Posted BY: Adam Wilson
Democrats never let a good crisis go to waste. After the tragic shooting in Buffalo that left ten dead and three injured, they are renewing calls to pass a bill that will expand the FBI and Department of Homeland Security’s powers to investigate domestic terrorism. Some Republicans were initially supportive of the bill, but after Democrats made a last-minute change to the definition of domestic terrorism that makes it extremely vague, most came out in opposition to it.

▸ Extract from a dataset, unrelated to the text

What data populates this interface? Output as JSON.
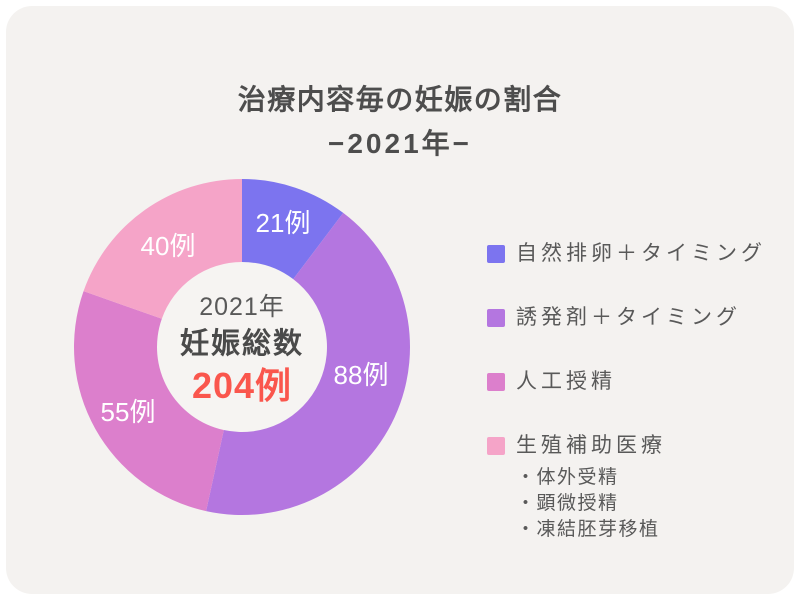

RINO warmonger Adam Kinzinger (R-Il.) was the sole Republican to vote in favor of the bill in the House.
The Epoch Times Reports–
“Several top Republicans in Congress signaled they will work to stop the passage of a House-backed bill that would authorize special offices within several government agencies to investigate alleged domestic terrorism, warning that such measures could be weaponized against the public.
“It sounds terrible,” Sen. Josh Hawley (R-Mo.) told The Hill of the bill, comparing it to the PATRIOT Act or the now-defunct Disinformation Governance Board that was set up under the Biden administration before it was scrapped last week.
“It’s like the disinformation board on steroids. Another way to look at is the PATRIOT Act for American citizens,” the Missouri senator said in reference to the Bush-era bill that was passed in the aftermath of the Sept. 11 attacks.”
On Wednesday, the bill passed the House of Representatives with a 222-203 vote. Rep. Brad Schneider (D-Ill.) hinted at how Democrats would enforce the legislation when he blamed Tucker Carlson for inciting the Buffalo shooting on the House floor while introducing the bill.
In October, Biden regime Attorney General Merrick Garland released a statement from the Department of Justice that maligned parents concerned about Critical Race Theory and LGBT propaganda in their school as domestic terrorists.
Kinzinger knows that Democrats will use the bill to target American citizens, including his Republican constituents, but voted for it anyways.
After Republicans overwhelmingly opposed the bill in the House, it is unlikely that it will get the 10 Republican votes necessary to pass the Senate.